Iron is a fast and flexible middleware-oriented framework that provides a small but robust foundation for creating complex applications and RESTful APIs. No middleware are bundled with Iron - instead, everything is drag-and-drop, allowing for ridiculously modular setups.
Iron can be used on any channel of the Rust language: stable, beta, or nightly.
To quickly get started creating Iron applications, you should use Iron-Core, which bundles several common middleware, including Routing, Body Parsing, and Logging.
Iron applications are thin wrappers around a middleware dispatcher which, usually, runs requests through registered middleware in a stack-like order. Iron provides an expressive base upon which you can build complex middleware but remains extremely lightweight by not bundling any middleware.
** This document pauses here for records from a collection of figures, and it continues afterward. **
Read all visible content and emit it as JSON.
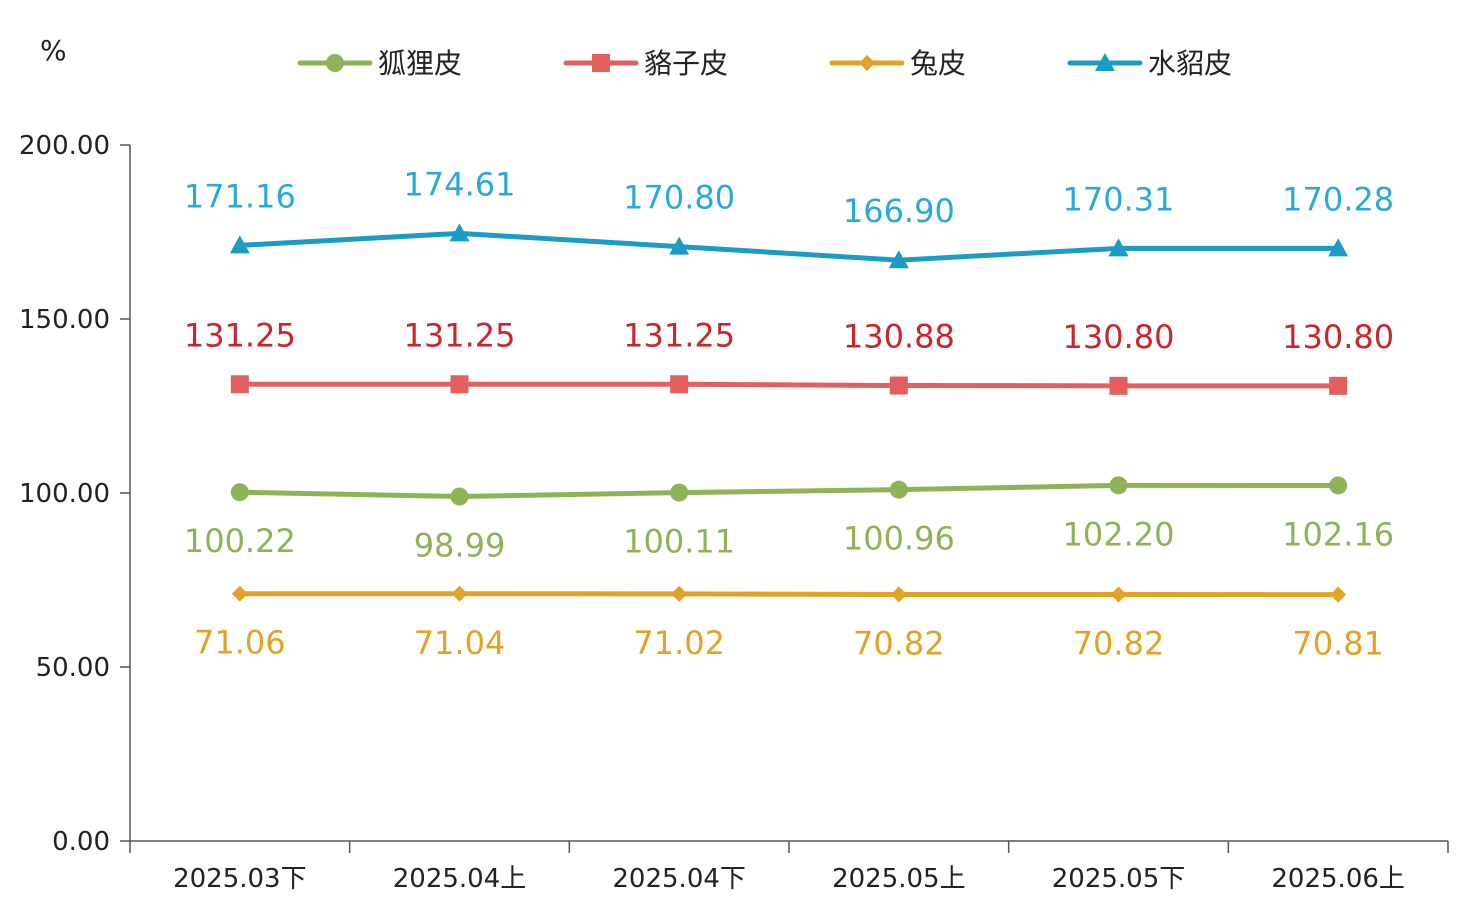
{
  "chart_data": {
    "type": "line",
    "title": "",
    "xlabel": "",
    "ylabel": "%",
    "ylim": [
      0,
      200
    ],
    "yticks": [
      "0.00",
      "50.00",
      "100.00",
      "150.00",
      "200.00"
    ],
    "categories": [
      "2025.03下",
      "2025.04上",
      "2025.04下",
      "2025.05上",
      "2025.05下",
      "2025.06上"
    ],
    "grid": false,
    "legend_position": "top",
    "series": [
      {
        "name": "狐狸皮",
        "marker": "circle",
        "color": "#8db356",
        "label_color": "#8db356",
        "label_position": "below",
        "values": [
          100.22,
          98.99,
          100.11,
          100.96,
          102.2,
          102.16
        ],
        "labels": [
          "100.22",
          "98.99",
          "100.11",
          "100.96",
          "102.20",
          "102.16"
        ]
      },
      {
        "name": "貉子皮",
        "marker": "square",
        "color": "#e35f5f",
        "label_color": "#c8262c",
        "label_position": "above",
        "values": [
          131.25,
          131.25,
          131.25,
          130.88,
          130.8,
          130.8
        ],
        "labels": [
          "131.25",
          "131.25",
          "131.25",
          "130.88",
          "130.80",
          "130.80"
        ]
      },
      {
        "name": "兔皮",
        "marker": "diamond",
        "color": "#e3a226",
        "label_color": "#e3a226",
        "label_position": "below",
        "values": [
          71.06,
          71.04,
          71.02,
          70.82,
          70.82,
          70.81
        ],
        "labels": [
          "71.06",
          "71.04",
          "71.02",
          "70.82",
          "70.82",
          "70.81"
        ]
      },
      {
        "name": "水貂皮",
        "marker": "triangle",
        "color": "#1a9cc4",
        "label_color": "#2aa8d8",
        "label_position": "above",
        "values": [
          171.16,
          174.61,
          170.8,
          166.9,
          170.31,
          170.28
        ],
        "labels": [
          "171.16",
          "174.61",
          "170.80",
          "166.90",
          "170.31",
          "170.28"
        ]
      }
    ]
  }
}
Middleware is registered using Iron::link
.
Such is Hello World:
extern crate iron;
use std::io::net::ip::Ipv4Addr;
use iron::{Iron, Request, Response, ServerT, Alloy};
use iron::middleware::{Status, Continue};
fn hello_world(_: &mut Request, res: &mut Response, _: &mut Alloy) -> Status {
res.write(b"Hello World!");
Continue
}
fn main() {
let mut server: ServerT = Iron::new();
server.link(hello_world);
server.listen(Ipv4Addr(127, 0, 0, 1), 3000);
}
In Iron, any middleware must implement the Middleware trait, which is defined like so:
pub trait Middleware {
fn enter(&mut self, _: &mut Request, _: &mut Response, _: &mut Alloy) -> Status;
fn exit(&mut self, _: &mut Request, _: &mut Response, _: &mut Alloy) -> Status;
}
The enter
method of any middleware gets called when a request is going down
the middleware stack, and the exit
method is called when a request is making
its way back up either because it hit an unwinding middleware or made it
through the entire stack.
Both enter
and exit
are optional and have default no-op implementations.
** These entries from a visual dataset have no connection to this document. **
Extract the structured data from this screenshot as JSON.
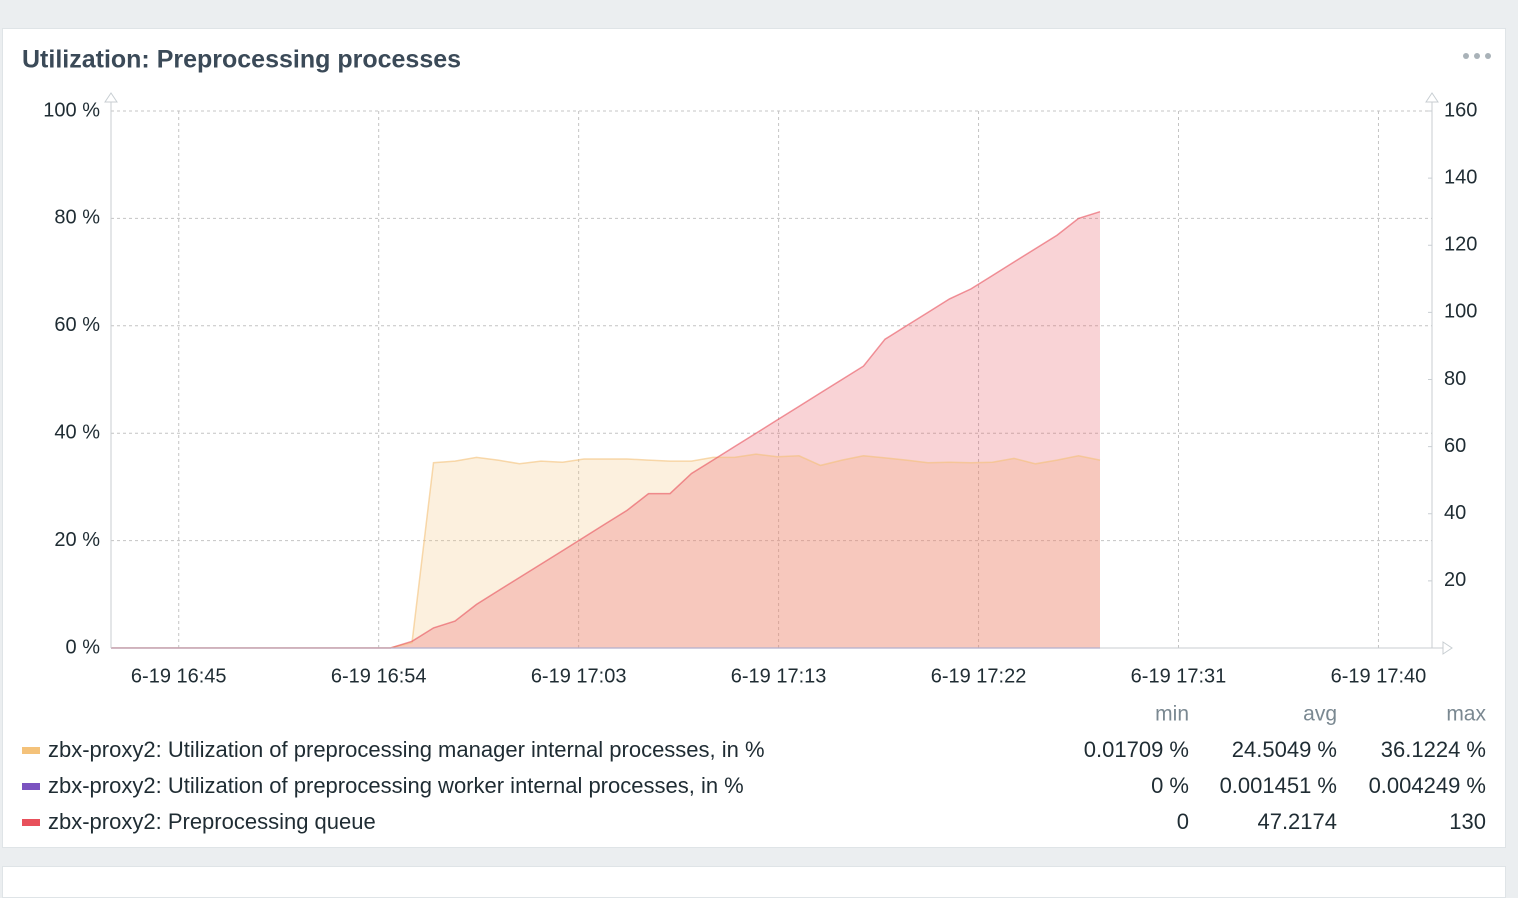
{
  "title": "Utilization: Preprocessing processes",
  "chart_data": {
    "type": "area",
    "x": [
      42,
      43,
      44,
      45,
      46,
      47,
      48,
      49,
      50,
      51,
      52,
      53,
      54,
      55,
      56,
      57,
      58,
      59,
      60,
      61,
      62,
      63,
      64,
      65,
      66,
      67,
      68,
      69,
      70,
      71,
      72,
      73,
      74,
      75,
      76,
      77,
      78,
      79,
      80,
      81,
      82,
      83,
      84,
      85,
      86,
      87,
      88
    ],
    "xlim": [
      42,
      103.44
    ],
    "xticks": [
      {
        "value": 45.15,
        "label": "6-19 16:45"
      },
      {
        "value": 54.45,
        "label": "6-19 16:54"
      },
      {
        "value": 63.75,
        "label": "6-19 17:03"
      },
      {
        "value": 73.05,
        "label": "6-19 17:13"
      },
      {
        "value": 82.35,
        "label": "6-19 17:22"
      },
      {
        "value": 91.65,
        "label": "6-19 17:31"
      },
      {
        "value": 100.95,
        "label": "6-19 17:40"
      }
    ],
    "ylim": [
      0,
      100
    ],
    "yticks": [
      {
        "value": 0,
        "label": "0 %"
      },
      {
        "value": 20,
        "label": "20 %"
      },
      {
        "value": 40,
        "label": "40 %"
      },
      {
        "value": 60,
        "label": "60 %"
      },
      {
        "value": 80,
        "label": "80 %"
      },
      {
        "value": 100,
        "label": "100 %"
      }
    ],
    "y2lim": [
      0,
      160
    ],
    "y2ticks": [
      20,
      40,
      60,
      80,
      100,
      120,
      140,
      160
    ],
    "grid": true,
    "series": [
      {
        "name": "zbx-proxy2: Utilization of preprocessing manager internal processes, in %",
        "color": "#f4c27a",
        "values": [
          0.02,
          0.02,
          0.02,
          0.02,
          0.02,
          0.02,
          0.02,
          0.02,
          0.02,
          0.02,
          0.02,
          0.02,
          0.02,
          0.02,
          1,
          34.5,
          34.8,
          35.5,
          35,
          34.3,
          34.8,
          34.6,
          35.2,
          35.2,
          35.2,
          35,
          34.8,
          34.8,
          35.5,
          35.5,
          36.1,
          35.6,
          35.8,
          34,
          35,
          35.8,
          35.4,
          35,
          34.5,
          34.6,
          34.5,
          34.6,
          35.3,
          34.3,
          35,
          35.8,
          35
        ]
      },
      {
        "name": "zbx-proxy2: Utilization of preprocessing worker internal processes, in %",
        "color": "#7b53c0",
        "values": [
          0,
          0,
          0,
          0,
          0,
          0,
          0,
          0,
          0,
          0,
          0,
          0,
          0,
          0,
          0,
          0,
          0,
          0,
          0,
          0,
          0,
          0,
          0,
          0,
          0,
          0,
          0,
          0,
          0,
          0,
          0,
          0,
          0,
          0,
          0,
          0,
          0,
          0,
          0,
          0,
          0,
          0,
          0,
          0,
          0,
          0,
          0
        ]
      },
      {
        "name": "zbx-proxy2: Preprocessing queue",
        "color": "#e8505b",
        "axis": "y2",
        "values": [
          0,
          0,
          0,
          0,
          0,
          0,
          0,
          0,
          0,
          0,
          0,
          0,
          0,
          0,
          2,
          6,
          8,
          13,
          17,
          21,
          25,
          29,
          33,
          37,
          41,
          46,
          46,
          52,
          56,
          60,
          64,
          68,
          72,
          76,
          80,
          84,
          92,
          96,
          100,
          104,
          107,
          111,
          115,
          119,
          123,
          128,
          130
        ]
      }
    ],
    "stat_headers": [
      "min",
      "avg",
      "max"
    ],
    "stats": [
      [
        "0.01709 %",
        "24.5049 %",
        "36.1224 %"
      ],
      [
        "0 %",
        "0.001451 %",
        "0.004249 %"
      ],
      [
        "0",
        "47.2174",
        "130"
      ]
    ]
  }
}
There is a convenience implementation of Middleware for all functions with the
same signature as enter
or exit
sans self
which will simply register
that function to be called as the enter
callback. This is extremely useful
for rapidly creating simple, single-direction middleware. Multidirectional
middleware will still need to implement the Middleware trait.
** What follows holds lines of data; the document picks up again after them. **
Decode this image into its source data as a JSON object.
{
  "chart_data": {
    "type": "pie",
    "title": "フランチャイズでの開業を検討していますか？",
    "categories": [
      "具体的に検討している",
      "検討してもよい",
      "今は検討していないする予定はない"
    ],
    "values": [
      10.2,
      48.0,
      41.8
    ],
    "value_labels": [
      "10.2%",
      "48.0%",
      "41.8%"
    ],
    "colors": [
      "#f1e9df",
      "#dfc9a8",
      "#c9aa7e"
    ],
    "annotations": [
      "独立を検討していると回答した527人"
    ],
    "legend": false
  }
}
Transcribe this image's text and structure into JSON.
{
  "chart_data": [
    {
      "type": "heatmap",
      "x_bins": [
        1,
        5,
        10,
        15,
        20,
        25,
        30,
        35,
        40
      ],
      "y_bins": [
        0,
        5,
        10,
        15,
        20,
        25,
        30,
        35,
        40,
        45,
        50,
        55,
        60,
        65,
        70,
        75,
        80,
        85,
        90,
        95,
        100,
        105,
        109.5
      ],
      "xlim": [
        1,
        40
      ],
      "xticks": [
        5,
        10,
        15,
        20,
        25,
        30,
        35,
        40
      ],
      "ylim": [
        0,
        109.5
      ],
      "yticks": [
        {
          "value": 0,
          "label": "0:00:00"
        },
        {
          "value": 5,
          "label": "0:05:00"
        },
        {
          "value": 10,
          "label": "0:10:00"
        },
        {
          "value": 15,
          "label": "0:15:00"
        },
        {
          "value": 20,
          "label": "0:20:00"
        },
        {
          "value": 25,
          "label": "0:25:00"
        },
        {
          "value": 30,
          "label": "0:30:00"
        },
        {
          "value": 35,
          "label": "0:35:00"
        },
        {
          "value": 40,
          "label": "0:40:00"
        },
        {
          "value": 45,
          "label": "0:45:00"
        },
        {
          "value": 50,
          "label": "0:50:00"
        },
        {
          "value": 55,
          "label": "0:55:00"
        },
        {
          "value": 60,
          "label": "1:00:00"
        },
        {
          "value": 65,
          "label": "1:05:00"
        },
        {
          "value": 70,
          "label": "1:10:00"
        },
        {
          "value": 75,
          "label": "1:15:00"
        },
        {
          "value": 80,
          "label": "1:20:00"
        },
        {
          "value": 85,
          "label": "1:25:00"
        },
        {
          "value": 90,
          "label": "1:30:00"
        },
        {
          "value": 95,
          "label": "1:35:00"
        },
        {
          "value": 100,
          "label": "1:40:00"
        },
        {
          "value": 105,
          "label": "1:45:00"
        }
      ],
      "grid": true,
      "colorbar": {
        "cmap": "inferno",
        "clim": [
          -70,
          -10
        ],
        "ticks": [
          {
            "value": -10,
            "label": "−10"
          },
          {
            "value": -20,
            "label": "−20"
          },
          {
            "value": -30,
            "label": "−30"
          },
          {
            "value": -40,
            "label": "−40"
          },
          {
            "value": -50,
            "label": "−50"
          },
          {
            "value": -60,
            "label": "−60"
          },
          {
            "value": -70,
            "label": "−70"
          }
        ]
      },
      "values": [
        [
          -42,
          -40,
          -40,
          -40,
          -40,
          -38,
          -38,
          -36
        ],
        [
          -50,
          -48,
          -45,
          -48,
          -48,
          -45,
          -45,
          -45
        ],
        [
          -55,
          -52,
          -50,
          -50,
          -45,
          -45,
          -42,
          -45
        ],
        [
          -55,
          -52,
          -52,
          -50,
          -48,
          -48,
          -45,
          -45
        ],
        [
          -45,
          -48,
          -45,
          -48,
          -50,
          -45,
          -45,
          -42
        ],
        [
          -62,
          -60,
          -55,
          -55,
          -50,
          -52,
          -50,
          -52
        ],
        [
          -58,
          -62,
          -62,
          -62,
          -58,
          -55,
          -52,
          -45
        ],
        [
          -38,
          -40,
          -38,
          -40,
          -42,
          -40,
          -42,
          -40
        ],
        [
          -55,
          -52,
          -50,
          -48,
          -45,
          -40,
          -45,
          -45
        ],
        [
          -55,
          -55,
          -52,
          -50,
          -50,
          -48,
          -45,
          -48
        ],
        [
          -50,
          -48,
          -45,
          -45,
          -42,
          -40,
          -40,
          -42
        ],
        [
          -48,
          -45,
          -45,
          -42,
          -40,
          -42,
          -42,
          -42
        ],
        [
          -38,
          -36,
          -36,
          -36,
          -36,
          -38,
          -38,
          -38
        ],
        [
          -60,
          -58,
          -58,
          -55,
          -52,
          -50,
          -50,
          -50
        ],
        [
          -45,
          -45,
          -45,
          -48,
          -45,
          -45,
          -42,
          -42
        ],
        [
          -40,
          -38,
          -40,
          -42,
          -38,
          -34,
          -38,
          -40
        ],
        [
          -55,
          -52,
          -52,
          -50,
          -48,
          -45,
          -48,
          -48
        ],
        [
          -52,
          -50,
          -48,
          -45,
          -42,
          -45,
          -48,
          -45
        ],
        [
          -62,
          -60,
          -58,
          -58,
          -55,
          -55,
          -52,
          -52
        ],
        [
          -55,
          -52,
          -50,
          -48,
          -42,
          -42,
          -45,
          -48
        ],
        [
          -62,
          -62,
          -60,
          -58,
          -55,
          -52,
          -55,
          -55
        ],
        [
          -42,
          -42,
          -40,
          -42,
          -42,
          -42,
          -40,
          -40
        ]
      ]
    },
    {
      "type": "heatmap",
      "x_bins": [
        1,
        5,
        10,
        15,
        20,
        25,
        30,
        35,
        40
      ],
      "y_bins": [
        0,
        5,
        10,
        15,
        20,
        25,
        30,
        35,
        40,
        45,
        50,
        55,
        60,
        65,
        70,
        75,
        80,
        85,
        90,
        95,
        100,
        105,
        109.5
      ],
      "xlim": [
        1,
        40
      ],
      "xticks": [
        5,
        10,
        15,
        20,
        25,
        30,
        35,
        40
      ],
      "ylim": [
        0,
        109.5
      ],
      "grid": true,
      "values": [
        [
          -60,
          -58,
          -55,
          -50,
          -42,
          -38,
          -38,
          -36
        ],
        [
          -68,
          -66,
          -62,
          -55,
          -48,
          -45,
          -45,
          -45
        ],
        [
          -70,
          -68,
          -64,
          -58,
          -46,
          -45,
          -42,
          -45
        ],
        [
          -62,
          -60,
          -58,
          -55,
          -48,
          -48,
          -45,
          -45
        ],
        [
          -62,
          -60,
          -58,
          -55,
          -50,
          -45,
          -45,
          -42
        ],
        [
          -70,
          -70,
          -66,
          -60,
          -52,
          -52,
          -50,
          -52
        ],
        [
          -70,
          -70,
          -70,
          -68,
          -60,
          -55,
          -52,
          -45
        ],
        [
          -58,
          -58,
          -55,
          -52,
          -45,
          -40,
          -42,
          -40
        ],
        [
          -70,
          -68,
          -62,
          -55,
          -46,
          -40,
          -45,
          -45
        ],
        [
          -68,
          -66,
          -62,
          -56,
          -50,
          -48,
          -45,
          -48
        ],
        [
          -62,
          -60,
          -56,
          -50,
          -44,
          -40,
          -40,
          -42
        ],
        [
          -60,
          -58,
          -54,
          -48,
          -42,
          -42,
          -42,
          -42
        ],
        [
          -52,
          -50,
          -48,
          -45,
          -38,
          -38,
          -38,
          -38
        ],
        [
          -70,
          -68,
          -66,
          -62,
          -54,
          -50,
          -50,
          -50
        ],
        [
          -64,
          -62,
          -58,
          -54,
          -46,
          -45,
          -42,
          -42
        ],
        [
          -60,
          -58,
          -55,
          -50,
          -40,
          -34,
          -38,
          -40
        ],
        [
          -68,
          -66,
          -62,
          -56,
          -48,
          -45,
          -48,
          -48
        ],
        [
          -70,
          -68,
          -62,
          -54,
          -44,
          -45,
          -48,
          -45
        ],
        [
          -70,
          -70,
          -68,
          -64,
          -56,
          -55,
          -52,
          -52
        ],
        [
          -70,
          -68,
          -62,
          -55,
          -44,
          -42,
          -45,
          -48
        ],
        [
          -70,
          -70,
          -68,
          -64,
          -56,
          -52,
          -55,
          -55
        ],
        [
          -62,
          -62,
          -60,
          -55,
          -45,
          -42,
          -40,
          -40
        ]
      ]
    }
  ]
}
Here is an example that integrates both:
#[deriving(Clone)]
struct ResponseTime { entry: u64 };
impl Middleware for ResponseTime {
fn enter(&mut self, _: &mut Request, _: &mut Response, _: &mut Alloy) -> Status {
self.entry = time::now(); Continue
}
fn exit(&mut self, _: &mut Request, _: &mut Response, _: &mut Alloy) -> Status {
println!("Response took: {} ms", time::now() - self.entry);
}
}
fn hello_world(_: &mut Request, res: &mut Response, _: &mut Alloy) -> Status {
res.write(b"Hello World!");
Continue
}
fn main() {
let mut server: ServerT = Iron::new();
server.link(ResponseTime { entry: 0u });
server.link(hello_world);
}
Request and Response are aliases for Request and ResponseWriter from rust-http.
Request contains all of the request information, and Response is a Writer
which represents the body of the response that will be sent to the client.
Iron provides several utility methods on Request and Response implemented as
mixin traits that can be found in the Iron::mixin
module.
Alloy is an extremely flexible data store that is a wrapper around AnyMap, a general data structure written by Chris Morgan. Alloy is a map keyed by types, which allows your Middleware to store and expose arbitrary information to other middleware and controllers.
For instance, BodyParser exposes a Parsed object which contains a Json object that represents the parsed body. For instance:
fn echo(_: &mut Request, res: &mut Response, alloy: &mut Alloy) {
let Parsed(body) = alloy.find::<Parsed>().unwrap();
res.write(body.as_bytes());
}
fn main() {
let mut server: ServerT = Iron::new();
server.link(BodyParser::new());
server.link(echo);
}
To provide additional APIs for the Request and Response objects, Iron utilizes
Mixin traits which add additional methods to Request and Response. To get
access to these methods you must bring their associated traits into scope by
use
ing them.
Iron comes bundles with a few mixins for Request and Response for extremely common methods that are comparatively annoying to work with otherwise, such as getting the uri of the request or serving files with the correct MIME type.
Chains are the internal representation of the middleware stack in Iron. The default furnace behaves just as you would expect - it stores middleware as a stack and unwinds the stack after all middleware have been run. However, Iron is built to work with any implementation of the Chain trait, which can be used to implement custom middleware dispatching for your Iron instance.
Most applications will be fine with the default Chain.